La fin du contrat de confiance
Pendant deux décennies, Google Search a bâti son empire sur une promesse simple : vous tapez une requête, nous vous montrons les pages web les plus pertinentes. Les fameux "10 liens bleus" n'étaient pas qu'une interface — c'était un pacte. Le site que vous cliquiez était le site que vous obteniez, titre et contenu inchangés. Cette époque est révolue.

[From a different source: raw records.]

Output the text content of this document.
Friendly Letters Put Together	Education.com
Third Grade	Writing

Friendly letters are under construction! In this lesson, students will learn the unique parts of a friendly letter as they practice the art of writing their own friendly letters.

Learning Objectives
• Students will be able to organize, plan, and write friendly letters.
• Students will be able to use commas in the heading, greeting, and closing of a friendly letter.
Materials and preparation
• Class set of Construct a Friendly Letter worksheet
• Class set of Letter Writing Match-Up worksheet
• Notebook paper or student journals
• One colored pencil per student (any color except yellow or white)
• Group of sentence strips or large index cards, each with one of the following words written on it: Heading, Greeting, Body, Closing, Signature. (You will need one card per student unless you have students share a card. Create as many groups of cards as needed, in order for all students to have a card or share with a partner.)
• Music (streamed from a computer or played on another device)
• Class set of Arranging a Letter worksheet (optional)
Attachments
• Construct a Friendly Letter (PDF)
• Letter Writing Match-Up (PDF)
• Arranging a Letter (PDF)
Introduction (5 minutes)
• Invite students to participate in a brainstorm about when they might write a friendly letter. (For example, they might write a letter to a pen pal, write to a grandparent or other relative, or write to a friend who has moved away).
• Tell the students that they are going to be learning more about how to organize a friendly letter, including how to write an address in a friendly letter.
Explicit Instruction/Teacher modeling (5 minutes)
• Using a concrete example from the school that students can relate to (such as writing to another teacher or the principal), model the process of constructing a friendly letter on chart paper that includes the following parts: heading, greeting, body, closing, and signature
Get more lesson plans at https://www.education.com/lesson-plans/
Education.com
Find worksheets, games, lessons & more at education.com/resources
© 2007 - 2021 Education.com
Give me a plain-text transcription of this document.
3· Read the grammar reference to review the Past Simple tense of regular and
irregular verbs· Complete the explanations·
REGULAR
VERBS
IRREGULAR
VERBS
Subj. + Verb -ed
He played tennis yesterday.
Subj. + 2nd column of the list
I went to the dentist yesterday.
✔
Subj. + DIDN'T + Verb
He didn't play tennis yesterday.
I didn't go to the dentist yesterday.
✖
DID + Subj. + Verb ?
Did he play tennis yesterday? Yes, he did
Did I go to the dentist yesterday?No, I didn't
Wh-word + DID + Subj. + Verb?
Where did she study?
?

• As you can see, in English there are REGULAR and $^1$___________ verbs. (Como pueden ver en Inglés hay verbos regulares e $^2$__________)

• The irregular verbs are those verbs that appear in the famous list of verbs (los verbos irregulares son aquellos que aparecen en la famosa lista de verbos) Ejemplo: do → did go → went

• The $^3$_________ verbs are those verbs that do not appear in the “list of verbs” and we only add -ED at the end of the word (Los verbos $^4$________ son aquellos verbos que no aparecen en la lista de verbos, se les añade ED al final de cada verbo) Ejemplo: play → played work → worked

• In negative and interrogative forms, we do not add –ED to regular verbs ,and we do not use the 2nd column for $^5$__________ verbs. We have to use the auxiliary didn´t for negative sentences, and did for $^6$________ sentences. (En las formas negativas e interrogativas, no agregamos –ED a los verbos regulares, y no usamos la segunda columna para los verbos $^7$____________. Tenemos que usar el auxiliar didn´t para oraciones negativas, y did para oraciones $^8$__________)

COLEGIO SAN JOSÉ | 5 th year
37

L'IA s'installe dans la salle de rédaction
Sans annonce officielle, sans consultation des éditeurs, Google a commencé à remplacer systématiquement les titres écrits par des journalistes par des résumés générés par son intelligence artificielle. D'abord testé dans Google Discover, le procédé contamine désormais les résultats de recherche traditionnels. Multiple exemples documentés montrent des titres réécrits, parfois au point d'en déformer le sens original.
Qui contrôle le récit ?
La question n'est pas technique, elle est politique. Quand Google modifie un titre sur le changement climatique, sur un conflit géopolitique, sur une élection, qui assume la responsabilité éditoriale ? L'algorithme ? La société qui l'a conçu ? Personne ? Le manque total de transparence est le véritable scandale : aucune indication que le titre a été modifié, aucun moyen pour l'éditeur de refuser, aucun recours pour le lecteur trompé.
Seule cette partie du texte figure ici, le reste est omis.